I asked him what happened to the four mutineers. Lygrass shook as if with chill and told me that the thing Gustav brought on board killed them. I asked what this item was, and he refused to say. He told me it had 'sung' to the crew at night, and that the four men had 'become absent' and had to be killed. I pressed him on what happened to this artefact, and Lygrass told me it has crawled overboard when not watched.
Finally I asked him if he had ever heard of Player, and he said he had not. I got the feeling this was the first truth he had spoken directly in our meeting. So I pressed further and asked him if he had heard of Xau-Tak.

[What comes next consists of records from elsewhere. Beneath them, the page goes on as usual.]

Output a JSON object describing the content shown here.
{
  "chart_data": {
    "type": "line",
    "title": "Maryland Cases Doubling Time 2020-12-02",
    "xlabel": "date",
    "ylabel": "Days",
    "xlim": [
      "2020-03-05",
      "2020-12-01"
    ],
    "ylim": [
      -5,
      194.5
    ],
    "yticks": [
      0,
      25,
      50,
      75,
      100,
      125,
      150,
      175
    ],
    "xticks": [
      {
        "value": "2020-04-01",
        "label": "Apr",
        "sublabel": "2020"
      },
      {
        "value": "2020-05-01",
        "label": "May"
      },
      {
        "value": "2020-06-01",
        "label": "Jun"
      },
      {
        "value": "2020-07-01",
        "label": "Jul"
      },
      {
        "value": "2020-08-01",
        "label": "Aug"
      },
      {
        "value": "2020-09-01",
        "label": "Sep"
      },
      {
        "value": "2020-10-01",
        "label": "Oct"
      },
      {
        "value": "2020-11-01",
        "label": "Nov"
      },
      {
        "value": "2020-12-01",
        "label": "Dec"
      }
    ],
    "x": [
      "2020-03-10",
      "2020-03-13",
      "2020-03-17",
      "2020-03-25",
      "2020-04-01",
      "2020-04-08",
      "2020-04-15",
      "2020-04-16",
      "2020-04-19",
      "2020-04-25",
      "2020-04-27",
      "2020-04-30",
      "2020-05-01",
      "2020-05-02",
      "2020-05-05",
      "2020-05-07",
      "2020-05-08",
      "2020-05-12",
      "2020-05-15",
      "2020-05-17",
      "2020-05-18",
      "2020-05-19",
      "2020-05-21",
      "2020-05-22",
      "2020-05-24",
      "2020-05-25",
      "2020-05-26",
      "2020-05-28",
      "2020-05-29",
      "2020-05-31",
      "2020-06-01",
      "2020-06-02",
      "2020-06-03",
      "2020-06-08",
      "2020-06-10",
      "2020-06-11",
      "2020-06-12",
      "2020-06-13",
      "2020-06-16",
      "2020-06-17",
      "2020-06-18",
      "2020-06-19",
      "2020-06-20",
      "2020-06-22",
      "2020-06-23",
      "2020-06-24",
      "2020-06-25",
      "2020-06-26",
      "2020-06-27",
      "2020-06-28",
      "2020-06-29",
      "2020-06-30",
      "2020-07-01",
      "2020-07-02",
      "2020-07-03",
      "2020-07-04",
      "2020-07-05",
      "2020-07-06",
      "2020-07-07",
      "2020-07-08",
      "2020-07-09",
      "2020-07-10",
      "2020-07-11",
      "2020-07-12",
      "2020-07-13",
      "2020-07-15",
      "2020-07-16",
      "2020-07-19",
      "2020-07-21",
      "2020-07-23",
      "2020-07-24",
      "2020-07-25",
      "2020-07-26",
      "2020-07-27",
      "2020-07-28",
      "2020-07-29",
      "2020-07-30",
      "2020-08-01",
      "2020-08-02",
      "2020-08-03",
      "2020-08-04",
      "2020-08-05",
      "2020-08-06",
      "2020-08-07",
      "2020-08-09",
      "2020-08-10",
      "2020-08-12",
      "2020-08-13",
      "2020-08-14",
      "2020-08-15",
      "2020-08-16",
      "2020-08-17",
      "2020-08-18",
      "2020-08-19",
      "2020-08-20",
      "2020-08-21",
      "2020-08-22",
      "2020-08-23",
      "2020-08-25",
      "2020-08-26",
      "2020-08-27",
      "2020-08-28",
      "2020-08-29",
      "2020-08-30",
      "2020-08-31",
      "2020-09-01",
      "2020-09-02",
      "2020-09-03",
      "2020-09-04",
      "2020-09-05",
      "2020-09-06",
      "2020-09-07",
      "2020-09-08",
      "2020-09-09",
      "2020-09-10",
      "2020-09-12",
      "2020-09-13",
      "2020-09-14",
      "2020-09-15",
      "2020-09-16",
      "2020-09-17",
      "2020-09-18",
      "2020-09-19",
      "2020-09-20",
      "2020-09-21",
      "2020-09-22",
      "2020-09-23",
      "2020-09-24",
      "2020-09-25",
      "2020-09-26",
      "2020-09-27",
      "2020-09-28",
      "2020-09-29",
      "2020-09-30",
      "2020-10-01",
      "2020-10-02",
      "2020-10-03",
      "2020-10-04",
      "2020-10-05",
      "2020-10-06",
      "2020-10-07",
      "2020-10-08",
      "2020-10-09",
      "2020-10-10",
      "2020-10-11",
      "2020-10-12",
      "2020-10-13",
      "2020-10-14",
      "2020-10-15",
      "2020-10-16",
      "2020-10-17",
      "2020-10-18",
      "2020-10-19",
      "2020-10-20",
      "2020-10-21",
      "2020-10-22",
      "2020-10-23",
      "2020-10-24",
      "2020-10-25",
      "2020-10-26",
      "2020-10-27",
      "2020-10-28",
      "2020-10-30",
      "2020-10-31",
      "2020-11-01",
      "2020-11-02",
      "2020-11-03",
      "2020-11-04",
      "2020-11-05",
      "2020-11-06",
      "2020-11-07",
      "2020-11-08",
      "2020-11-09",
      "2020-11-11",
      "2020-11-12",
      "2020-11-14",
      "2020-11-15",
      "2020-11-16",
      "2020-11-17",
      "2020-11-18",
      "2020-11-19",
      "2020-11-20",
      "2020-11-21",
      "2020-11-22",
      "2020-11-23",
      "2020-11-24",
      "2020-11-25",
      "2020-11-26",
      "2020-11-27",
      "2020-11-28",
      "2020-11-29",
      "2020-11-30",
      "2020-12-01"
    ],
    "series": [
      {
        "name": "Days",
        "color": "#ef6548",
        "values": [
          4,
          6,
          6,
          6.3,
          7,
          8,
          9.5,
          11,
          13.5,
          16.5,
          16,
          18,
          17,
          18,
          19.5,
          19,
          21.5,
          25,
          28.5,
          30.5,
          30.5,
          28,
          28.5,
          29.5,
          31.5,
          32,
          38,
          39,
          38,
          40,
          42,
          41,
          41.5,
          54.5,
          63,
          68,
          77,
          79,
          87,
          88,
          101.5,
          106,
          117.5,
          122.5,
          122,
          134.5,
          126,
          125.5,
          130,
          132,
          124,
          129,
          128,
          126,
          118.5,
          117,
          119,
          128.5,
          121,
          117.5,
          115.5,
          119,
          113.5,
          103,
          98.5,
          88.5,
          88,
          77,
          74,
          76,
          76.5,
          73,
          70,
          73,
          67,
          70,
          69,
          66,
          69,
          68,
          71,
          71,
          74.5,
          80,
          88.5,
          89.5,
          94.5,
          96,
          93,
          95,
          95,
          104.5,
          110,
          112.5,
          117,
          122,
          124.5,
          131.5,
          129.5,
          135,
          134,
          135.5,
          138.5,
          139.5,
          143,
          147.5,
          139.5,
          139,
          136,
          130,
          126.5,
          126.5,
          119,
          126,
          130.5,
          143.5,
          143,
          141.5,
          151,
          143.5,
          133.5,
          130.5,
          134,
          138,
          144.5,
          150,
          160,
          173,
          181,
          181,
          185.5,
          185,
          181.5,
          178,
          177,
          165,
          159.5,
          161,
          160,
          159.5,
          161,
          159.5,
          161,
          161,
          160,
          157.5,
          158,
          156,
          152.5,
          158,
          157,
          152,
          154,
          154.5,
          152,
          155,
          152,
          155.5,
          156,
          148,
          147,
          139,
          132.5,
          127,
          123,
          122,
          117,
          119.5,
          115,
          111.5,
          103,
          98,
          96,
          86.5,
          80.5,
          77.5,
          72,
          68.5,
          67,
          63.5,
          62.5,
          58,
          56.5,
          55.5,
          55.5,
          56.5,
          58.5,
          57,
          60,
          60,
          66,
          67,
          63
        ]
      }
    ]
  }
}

Lygrass whimpered like a whipped child and placed his glass upon the table. He then launched into a sing-song catechism that ran as follows;
'What carves its hate upon the monolith?'
'Through what do we crawl in silence?'
'What swims the ocean of the dead?'
XAU-TAK! XAU-TAK! XAU-TAK!
He continued shouting that name over and over again, causing the other disreputable characters in the tavern to accost the pair of us. Despite my rank and powers I was unable to prevent Lygrass vanishing under a wave of thrown punches and broken bottles. The other patrons kept shouting for him to shut up, but even to the last he kept on crying out that terrible sound.
Once order was restored I had the brawlers executed and the owner of the bar arrested. Lygrass had been killed in the scrum, and with him went my last chance of discovering the mystery of the Glory. As much as I would like to spend resources investigating the archipelago for answers, more pressing matters call my attention.
The majority of pages after this are blank aside from a single entry containing your date of birth.
Player? Really? Is this the key at last? I must watch and see.